Revista Intemperie

El curioso caso de un joven escritor argentino que nunca envejeció

Por: María Paz Rodríguez

 

rodrigo fresan

María Paz Rodriguez descifra la literatura del escritor argentino, a partir del fantasma que éste no ha podido exorcizar: la infancia.

 

 

Las novelas de Rodrigo Fresán operan como un mapa de conexiones y, entre unas y otras, un lector atento y un poco detective, irá atando los cabos que lo irán guiando hacia la figura del escritor de Fresán. Ese personaje que se pasea con una libreta por La velocidad de las cosas, y que por medio de los nueve cuentos que componen este libro, irá relatando lo que el “permisivo caos de los años” ha estructurado como una vida, o la ficción de una vida. Ese joven escritor que, en esta misma novela, vive en una universidad ubicada en Sad Songs, Iowa, en un programa para escritores bloqueados que conforman la secta de los seguidores del Gran Cetáceo Blanco a cargo de Balthazar Mantra, quien a su vez, representa la figura del escritor universal que Fresán admira y que de algún modo desea ser.

Como siempre ocurre en las novelas de Fresán, este modelo de “gran escritor” es inalcanzable, empujando al narrador-escritor fresaniano, una y otra vez, hacia el país de las canciones tristes: Sad Songs, Londres (en Jardines de Kensington), Rancheras Nostálgicas, México y Chansons Triste, en Mantra y Canciones Tristes, Argentina en La velocidad de las cosas.  Y es allí, en ese lugar, donde todo ocurre; donde ese escritor, que aquí llamamos “joven”, se pasea por su infancia, por su muerte planeada de muchas formas, y sobre todo por las ficciones de su vida.

Y es aquí donde se nos revela un eje central de la narrativa de Fresán: la infancia, que aparece en varias obras de este autor como catálisis de un tiempo, de un recuerdo, de un fantasma que ese personaje-escritor no ha podido exorcizar. En ambos relatos hay un hermano del narrador que muere trágicamente, y este suceso desencadena la muerte y desgracia del resto de los personajes, sobre todo del que narra, quien encerrado en el pueblo Canciones Tristes, algo así como la República de las Letras, escucha una grabadora donde está registrada su infancia y la del hermano muerto en películas, en canciones, en libros, en postales, en personajes infantiles como Peter Pan, o los personajes de la Dimensión Desconocida.

Así, es precisamente la muerte de Baco, hermano pequeño de Peter Hook, narrador en Jardines de Kensington y autor de la saga Jim Yang, el evento que le permite a este personaje articular, en un monólogo de casi 480 páginas, una novela doble donde por un lado le cuenta a Keiko Kai, niño-actor de la saga Jim Yang The Movie, la historia de James Mathew Barrie, autor de Peter Pan, y por otro lado, le habla de su propio trauma, el accidente de Baco, que le impide a este niño-narrador crecer.

Algo similar ocurre en Postales enviadas desde el país de los hoteles, cuento incluido en la novela La velocidad de las cosas, donde el narrador intenta reconstruir su historia y la de su familia a partir de la muerte de un niño, su hermano mayor que nunca conoció y que de algún modo, es su propio fantasma. A través de las postales que envía y recibe de de T.B. Parkinson, personaje clave en este cuento, el narrador irá reconstruyendo la muerte de su hermano, y las secuelas que quedaron en su familia tras este accidente.
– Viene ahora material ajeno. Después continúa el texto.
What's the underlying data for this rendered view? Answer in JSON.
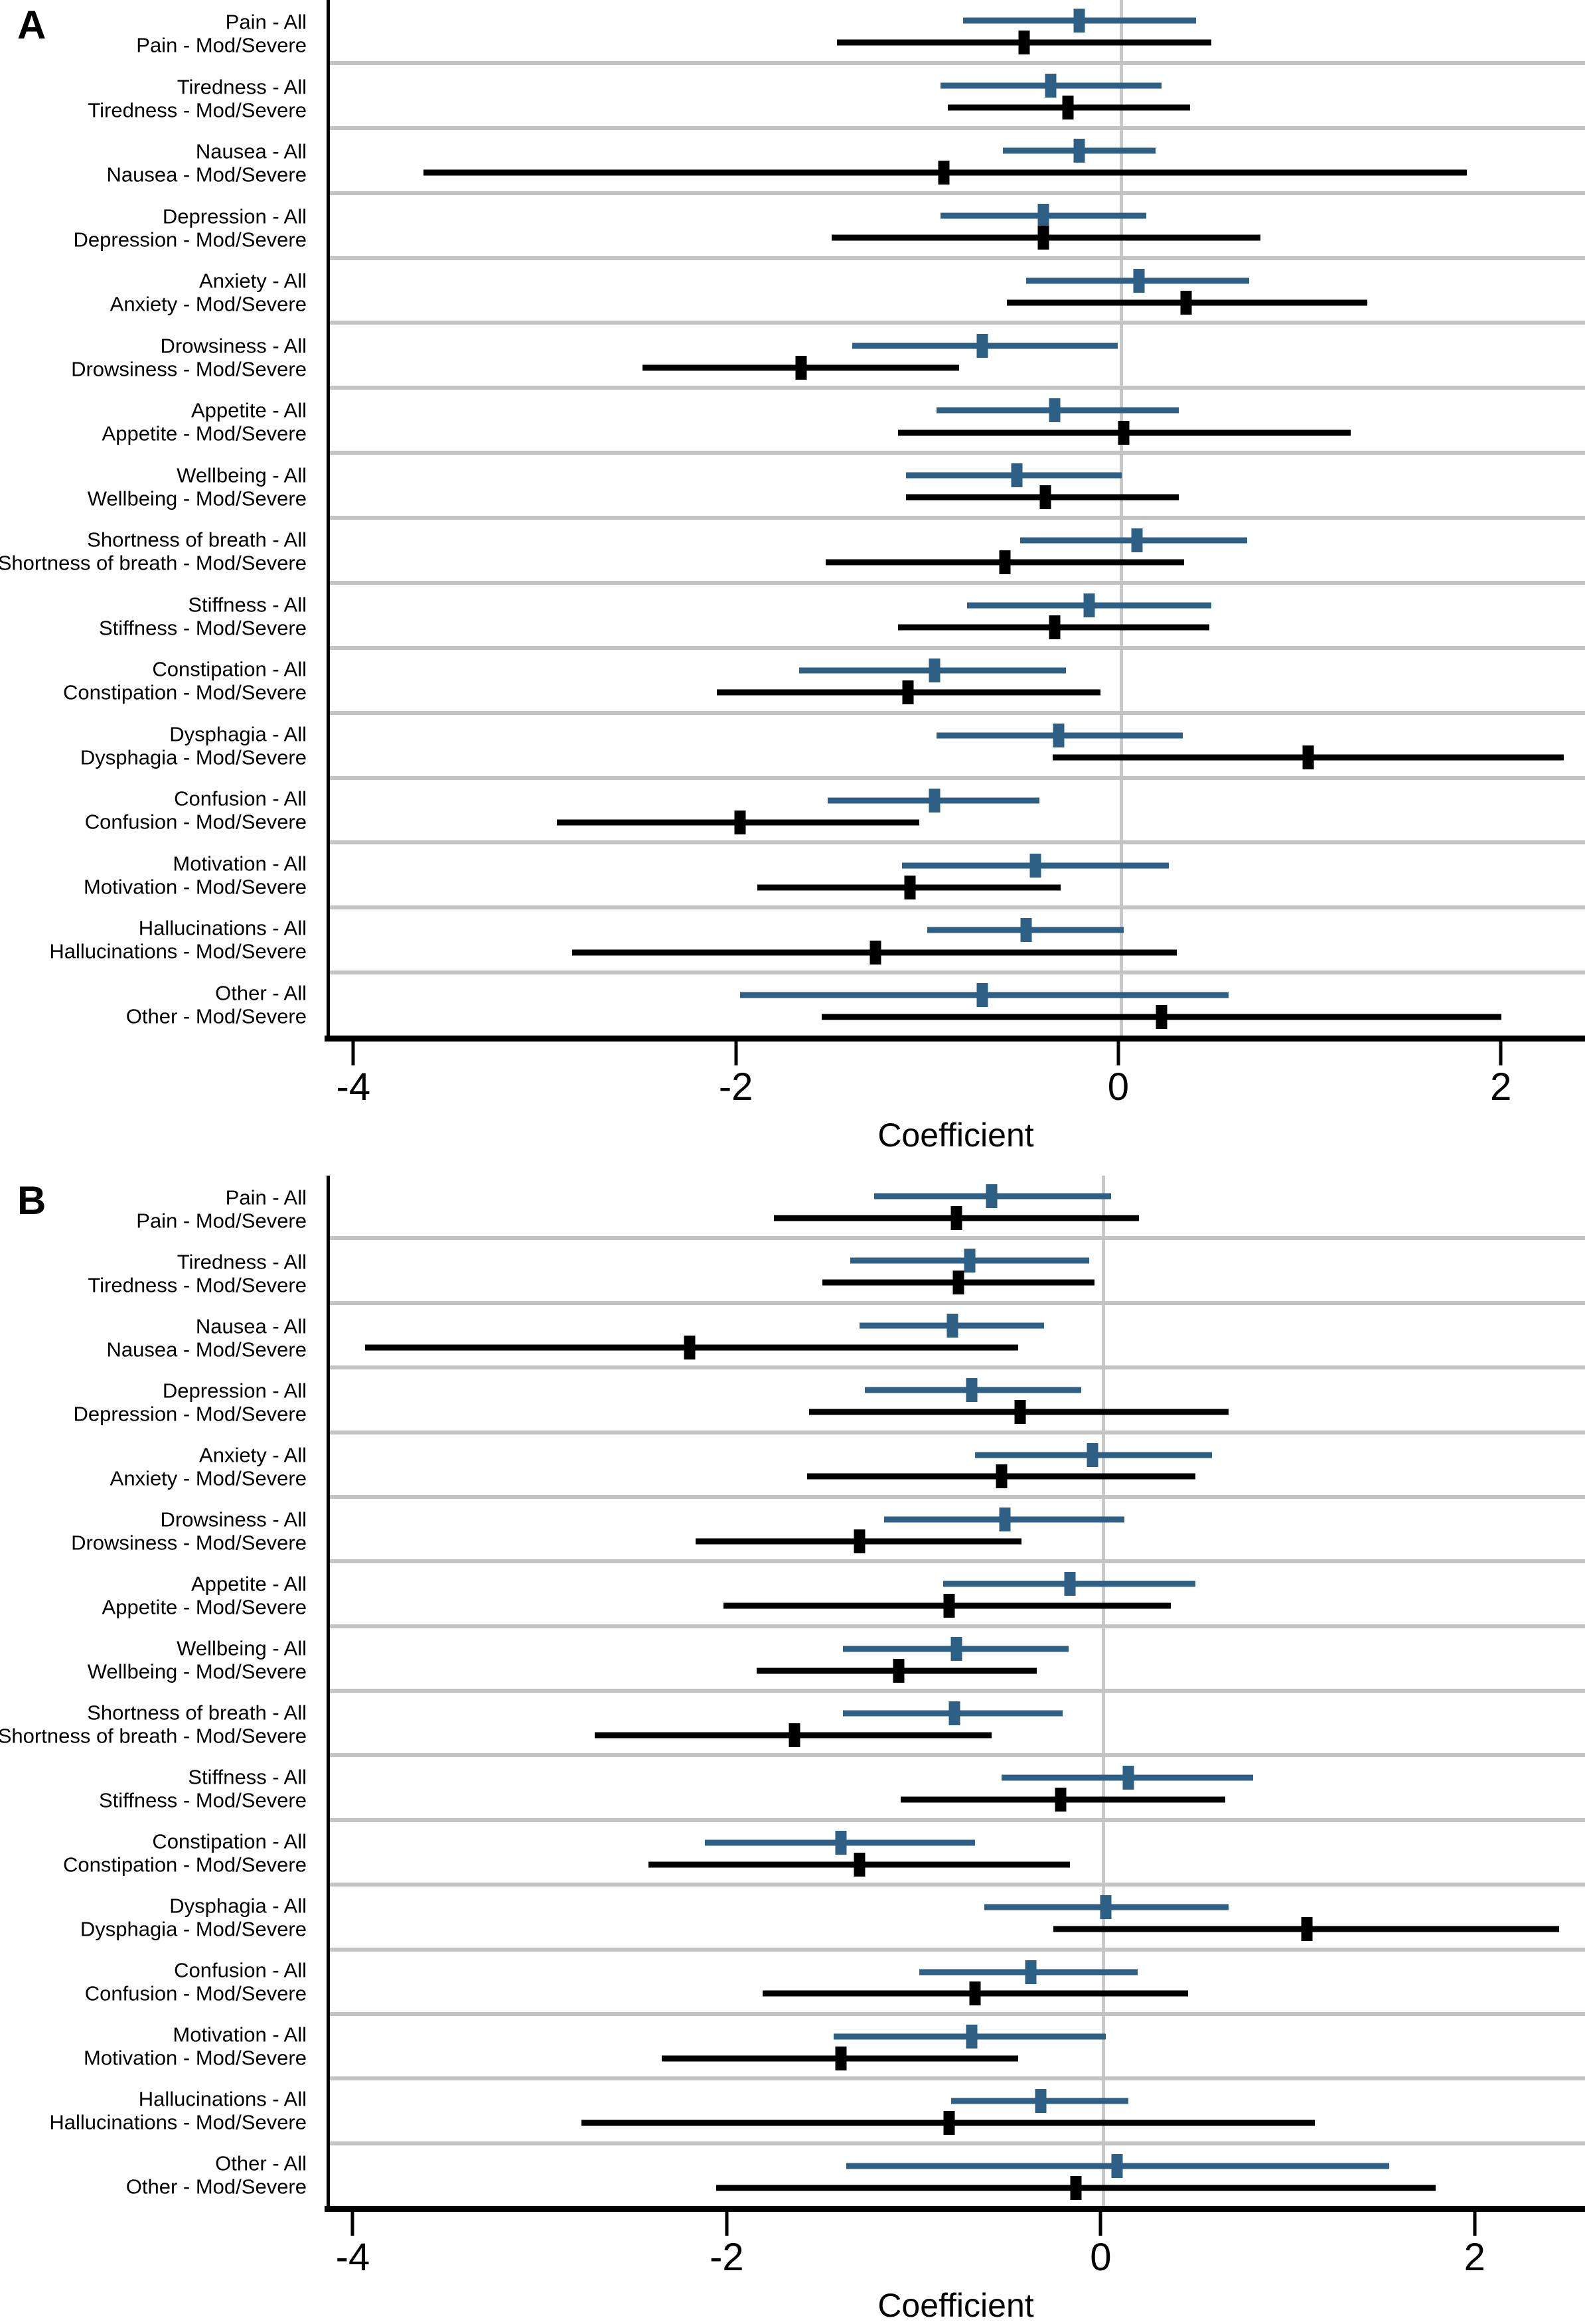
{
  "figure": {
    "panel_a_letter": "A",
    "panel_b_letter": "B",
    "colors": {
      "series_all": "#2e5f85",
      "series_mod_severe": "#000000",
      "zero_gridline": "#c9c9c9",
      "group_separator": "#c3c3c3",
      "axis": "#000000"
    }
  },
  "chart_data": [
    {
      "type": "scatter",
      "variant": "forest-plot",
      "panel_label": "A",
      "xlabel": "Coefficient",
      "xlim": [
        -4.14,
        2.44
      ],
      "xticks": [
        -4,
        -2,
        0,
        2
      ],
      "xtick_labels": [
        "-4",
        "-2",
        "0",
        "2"
      ],
      "grid": "horizontal-between-groups-and-zero-line",
      "legend_position": "none",
      "series": [
        {
          "name": "All",
          "color": "#2e5f85",
          "marker": "square"
        },
        {
          "name": "Mod/Severe",
          "color": "#000000",
          "marker": "square"
        }
      ],
      "groups": [
        {
          "name": "Pain",
          "rows": [
            {
              "label": "Pain - All",
              "series": "All",
              "ci_low": -0.82,
              "estimate": -0.21,
              "ci_high": 0.4
            },
            {
              "label": "Pain - Mod/Severe",
              "series": "Mod/Severe",
              "ci_low": -1.48,
              "estimate": -0.5,
              "ci_high": 0.48
            }
          ]
        },
        {
          "name": "Tiredness",
          "rows": [
            {
              "label": "Tiredness - All",
              "series": "All",
              "ci_low": -0.94,
              "estimate": -0.36,
              "ci_high": 0.22
            },
            {
              "label": "Tiredness - Mod/Severe",
              "series": "Mod/Severe",
              "ci_low": -0.9,
              "estimate": -0.27,
              "ci_high": 0.37
            }
          ]
        },
        {
          "name": "Nausea",
          "rows": [
            {
              "label": "Nausea - All",
              "series": "All",
              "ci_low": -0.61,
              "estimate": -0.21,
              "ci_high": 0.19
            },
            {
              "label": "Nausea - Mod/Severe",
              "series": "Mod/Severe",
              "ci_low": -3.65,
              "estimate": -0.92,
              "ci_high": 1.82
            }
          ]
        },
        {
          "name": "Depression",
          "rows": [
            {
              "label": "Depression - All",
              "series": "All",
              "ci_low": -0.94,
              "estimate": -0.4,
              "ci_high": 0.14
            },
            {
              "label": "Depression - Mod/Severe",
              "series": "Mod/Severe",
              "ci_low": -1.51,
              "estimate": -0.4,
              "ci_high": 0.74
            }
          ]
        },
        {
          "name": "Anxiety",
          "rows": [
            {
              "label": "Anxiety - All",
              "series": "All",
              "ci_low": -0.49,
              "estimate": 0.1,
              "ci_high": 0.68
            },
            {
              "label": "Anxiety - Mod/Severe",
              "series": "Mod/Severe",
              "ci_low": -0.59,
              "estimate": 0.35,
              "ci_high": 1.3
            }
          ]
        },
        {
          "name": "Drowsiness",
          "rows": [
            {
              "label": "Drowsiness - All",
              "series": "All",
              "ci_low": -1.4,
              "estimate": -0.72,
              "ci_high": -0.01
            },
            {
              "label": "Drowsiness - Mod/Severe",
              "series": "Mod/Severe",
              "ci_low": -2.5,
              "estimate": -1.67,
              "ci_high": -0.84
            }
          ]
        },
        {
          "name": "Appetite",
          "rows": [
            {
              "label": "Appetite - All",
              "series": "All",
              "ci_low": -0.96,
              "estimate": -0.34,
              "ci_high": 0.31
            },
            {
              "label": "Appetite - Mod/Severe",
              "series": "Mod/Severe",
              "ci_low": -1.16,
              "estimate": 0.02,
              "ci_high": 1.21
            }
          ]
        },
        {
          "name": "Wellbeing",
          "rows": [
            {
              "label": "Wellbeing - All",
              "series": "All",
              "ci_low": -1.12,
              "estimate": -0.54,
              "ci_high": 0.01
            },
            {
              "label": "Wellbeing - Mod/Severe",
              "series": "Mod/Severe",
              "ci_low": -1.12,
              "estimate": -0.39,
              "ci_high": 0.31
            }
          ]
        },
        {
          "name": "Shortness of breath",
          "rows": [
            {
              "label": "Shortness of breath - All",
              "series": "All",
              "ci_low": -0.52,
              "estimate": 0.09,
              "ci_high": 0.67
            },
            {
              "label": "Shortness of breath - Mod/Severe",
              "series": "Mod/Severe",
              "ci_low": -1.54,
              "estimate": -0.6,
              "ci_high": 0.34
            }
          ]
        },
        {
          "name": "Stiffness",
          "rows": [
            {
              "label": "Stiffness - All",
              "series": "All",
              "ci_low": -0.8,
              "estimate": -0.16,
              "ci_high": 0.48
            },
            {
              "label": "Stiffness - Mod/Severe",
              "series": "Mod/Severe",
              "ci_low": -1.16,
              "estimate": -0.34,
              "ci_high": 0.47
            }
          ]
        },
        {
          "name": "Constipation",
          "rows": [
            {
              "label": "Constipation - All",
              "series": "All",
              "ci_low": -1.68,
              "estimate": -0.97,
              "ci_high": -0.28
            },
            {
              "label": "Constipation - Mod/Severe",
              "series": "Mod/Severe",
              "ci_low": -2.11,
              "estimate": -1.11,
              "ci_high": -0.1
            }
          ]
        },
        {
          "name": "Dysphagia",
          "rows": [
            {
              "label": "Dysphagia - All",
              "series": "All",
              "ci_low": -0.96,
              "estimate": -0.32,
              "ci_high": 0.33
            },
            {
              "label": "Dysphagia - Mod/Severe",
              "series": "Mod/Severe",
              "ci_low": -0.35,
              "estimate": 0.99,
              "ci_high": 2.33
            }
          ]
        },
        {
          "name": "Confusion",
          "rows": [
            {
              "label": "Confusion - All",
              "series": "All",
              "ci_low": -1.53,
              "estimate": -0.97,
              "ci_high": -0.42
            },
            {
              "label": "Confusion - Mod/Severe",
              "series": "Mod/Severe",
              "ci_low": -2.95,
              "estimate": -1.99,
              "ci_high": -1.05
            }
          ]
        },
        {
          "name": "Motivation",
          "rows": [
            {
              "label": "Motivation - All",
              "series": "All",
              "ci_low": -1.14,
              "estimate": -0.44,
              "ci_high": 0.26
            },
            {
              "label": "Motivation - Mod/Severe",
              "series": "Mod/Severe",
              "ci_low": -1.9,
              "estimate": -1.1,
              "ci_high": -0.31
            }
          ]
        },
        {
          "name": "Hallucinations",
          "rows": [
            {
              "label": "Hallucinations - All",
              "series": "All",
              "ci_low": -1.01,
              "estimate": -0.49,
              "ci_high": 0.02
            },
            {
              "label": "Hallucinations - Mod/Severe",
              "series": "Mod/Severe",
              "ci_low": -2.87,
              "estimate": -1.28,
              "ci_high": 0.3
            }
          ]
        },
        {
          "name": "Other",
          "rows": [
            {
              "label": "Other - All",
              "series": "All",
              "ci_low": -1.99,
              "estimate": -0.72,
              "ci_high": 0.57
            },
            {
              "label": "Other - Mod/Severe",
              "series": "Mod/Severe",
              "ci_low": -1.56,
              "estimate": 0.22,
              "ci_high": 2.0
            }
          ]
        }
      ]
    },
    {
      "type": "scatter",
      "variant": "forest-plot",
      "panel_label": "B",
      "xlabel": "Coefficient",
      "xlim": [
        -4.14,
        2.59
      ],
      "xticks": [
        -4,
        -2,
        0,
        2
      ],
      "xtick_labels": [
        "-4",
        "-2",
        "0",
        "2"
      ],
      "grid": "horizontal-between-groups-and-zero-line",
      "legend_position": "none",
      "series": [
        {
          "name": "All",
          "color": "#2e5f85",
          "marker": "square"
        },
        {
          "name": "Mod/Severe",
          "color": "#000000",
          "marker": "square"
        }
      ],
      "groups": [
        {
          "name": "Pain",
          "rows": [
            {
              "label": "Pain - All",
              "series": "All",
              "ci_low": -1.22,
              "estimate": -0.59,
              "ci_high": 0.05
            },
            {
              "label": "Pain - Mod/Severe",
              "series": "Mod/Severe",
              "ci_low": -1.76,
              "estimate": -0.78,
              "ci_high": 0.2
            }
          ]
        },
        {
          "name": "Tiredness",
          "rows": [
            {
              "label": "Tiredness - All",
              "series": "All",
              "ci_low": -1.35,
              "estimate": -0.71,
              "ci_high": -0.07
            },
            {
              "label": "Tiredness - Mod/Severe",
              "series": "Mod/Severe",
              "ci_low": -1.5,
              "estimate": -0.77,
              "ci_high": -0.04
            }
          ]
        },
        {
          "name": "Nausea",
          "rows": [
            {
              "label": "Nausea - All",
              "series": "All",
              "ci_low": -1.3,
              "estimate": -0.8,
              "ci_high": -0.31
            },
            {
              "label": "Nausea - Mod/Severe",
              "series": "Mod/Severe",
              "ci_low": -3.95,
              "estimate": -2.21,
              "ci_high": -0.45
            }
          ]
        },
        {
          "name": "Depression",
          "rows": [
            {
              "label": "Depression - All",
              "series": "All",
              "ci_low": -1.27,
              "estimate": -0.7,
              "ci_high": -0.11
            },
            {
              "label": "Depression - Mod/Severe",
              "series": "Mod/Severe",
              "ci_low": -1.57,
              "estimate": -0.44,
              "ci_high": 0.68
            }
          ]
        },
        {
          "name": "Anxiety",
          "rows": [
            {
              "label": "Anxiety - All",
              "series": "All",
              "ci_low": -0.68,
              "estimate": -0.05,
              "ci_high": 0.59
            },
            {
              "label": "Anxiety - Mod/Severe",
              "series": "Mod/Severe",
              "ci_low": -1.58,
              "estimate": -0.54,
              "ci_high": 0.5
            }
          ]
        },
        {
          "name": "Drowsiness",
          "rows": [
            {
              "label": "Drowsiness - All",
              "series": "All",
              "ci_low": -1.17,
              "estimate": -0.52,
              "ci_high": 0.12
            },
            {
              "label": "Drowsiness - Mod/Severe",
              "series": "Mod/Severe",
              "ci_low": -2.18,
              "estimate": -1.3,
              "ci_high": -0.43
            }
          ]
        },
        {
          "name": "Appetite",
          "rows": [
            {
              "label": "Appetite - All",
              "series": "All",
              "ci_low": -0.85,
              "estimate": -0.17,
              "ci_high": 0.5
            },
            {
              "label": "Appetite - Mod/Severe",
              "series": "Mod/Severe",
              "ci_low": -2.03,
              "estimate": -0.82,
              "ci_high": 0.37
            }
          ]
        },
        {
          "name": "Wellbeing",
          "rows": [
            {
              "label": "Wellbeing - All",
              "series": "All",
              "ci_low": -1.39,
              "estimate": -0.78,
              "ci_high": -0.18
            },
            {
              "label": "Wellbeing - Mod/Severe",
              "series": "Mod/Severe",
              "ci_low": -1.85,
              "estimate": -1.09,
              "ci_high": -0.35
            }
          ]
        },
        {
          "name": "Shortness of breath",
          "rows": [
            {
              "label": "Shortness of breath - All",
              "series": "All",
              "ci_low": -1.39,
              "estimate": -0.79,
              "ci_high": -0.21
            },
            {
              "label": "Shortness of breath - Mod/Severe",
              "series": "Mod/Severe",
              "ci_low": -2.72,
              "estimate": -1.65,
              "ci_high": -0.59
            }
          ]
        },
        {
          "name": "Stiffness",
          "rows": [
            {
              "label": "Stiffness - All",
              "series": "All",
              "ci_low": -0.54,
              "estimate": 0.14,
              "ci_high": 0.81
            },
            {
              "label": "Stiffness - Mod/Severe",
              "series": "Mod/Severe",
              "ci_low": -1.08,
              "estimate": -0.22,
              "ci_high": 0.66
            }
          ]
        },
        {
          "name": "Constipation",
          "rows": [
            {
              "label": "Constipation - All",
              "series": "All",
              "ci_low": -2.13,
              "estimate": -1.4,
              "ci_high": -0.68
            },
            {
              "label": "Constipation - Mod/Severe",
              "series": "Mod/Severe",
              "ci_low": -2.43,
              "estimate": -1.3,
              "ci_high": -0.17
            }
          ]
        },
        {
          "name": "Dysphagia",
          "rows": [
            {
              "label": "Dysphagia - All",
              "series": "All",
              "ci_low": -0.63,
              "estimate": 0.02,
              "ci_high": 0.68
            },
            {
              "label": "Dysphagia - Mod/Severe",
              "series": "Mod/Severe",
              "ci_low": -0.26,
              "estimate": 1.1,
              "ci_high": 2.45
            }
          ]
        },
        {
          "name": "Confusion",
          "rows": [
            {
              "label": "Confusion - All",
              "series": "All",
              "ci_low": -0.98,
              "estimate": -0.38,
              "ci_high": 0.19
            },
            {
              "label": "Confusion - Mod/Severe",
              "series": "Mod/Severe",
              "ci_low": -1.82,
              "estimate": -0.68,
              "ci_high": 0.46
            }
          ]
        },
        {
          "name": "Motivation",
          "rows": [
            {
              "label": "Motivation - All",
              "series": "All",
              "ci_low": -1.44,
              "estimate": -0.7,
              "ci_high": 0.02
            },
            {
              "label": "Motivation - Mod/Severe",
              "series": "Mod/Severe",
              "ci_low": -2.36,
              "estimate": -1.4,
              "ci_high": -0.45
            }
          ]
        },
        {
          "name": "Hallucinations",
          "rows": [
            {
              "label": "Hallucinations - All",
              "series": "All",
              "ci_low": -0.81,
              "estimate": -0.33,
              "ci_high": 0.14
            },
            {
              "label": "Hallucinations - Mod/Severe",
              "series": "Mod/Severe",
              "ci_low": -2.79,
              "estimate": -0.82,
              "ci_high": 1.14
            }
          ]
        },
        {
          "name": "Other",
          "rows": [
            {
              "label": "Other - All",
              "series": "All",
              "ci_low": -1.37,
              "estimate": 0.08,
              "ci_high": 1.54
            },
            {
              "label": "Other - Mod/Severe",
              "series": "Mod/Severe",
              "ci_low": -2.07,
              "estimate": -0.14,
              "ci_high": 1.79
            }
          ]
        }
      ]
    }
  ]
}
En ambos casos, el tema es servido como el artificio que le ha dado a los libros de Fresán su tono más característico: la saturación como estilo y la incorporación de una multitud abigarrada de medios y referentes culturales vinculados al pop. A partir de la conjunción de tema y estilo surge una pregunta que me parece fundamental para apreciar la literatura de Fresán, ¿constituye este estilo sólo una fórmula que lo vincula a un público joven, rockero, pop, mediático, kitsch, pero ante todo moderno y juvenil, o más bien se trata de un imaginario que revela las ganas que sus personajes y narradores tienen de permanecer siempre jóvenes? Tal vez sea precisamente este artificio, el ruido, la acumulación de datos como estilo, lo que esconde la tragedia central que casi siempre aparece y nos deja con la sensación triste de una historia que ha costado contar, pero que finalmente valió la pena escuchar. Así, puede que en una canción como A day in the life de los Beatles, esté contenida la piedra angular de la literatura de Fresán: la infancia como memoria, como recuerdos de una muerte accidental, que nos ha fijado a todos en un estado fantasmal e infantil, y que activa las historias a partir de canciones tristes, que ahora son tristes porque por medio de ellas se recuerda con nostalgia y algo de ficción, la vida.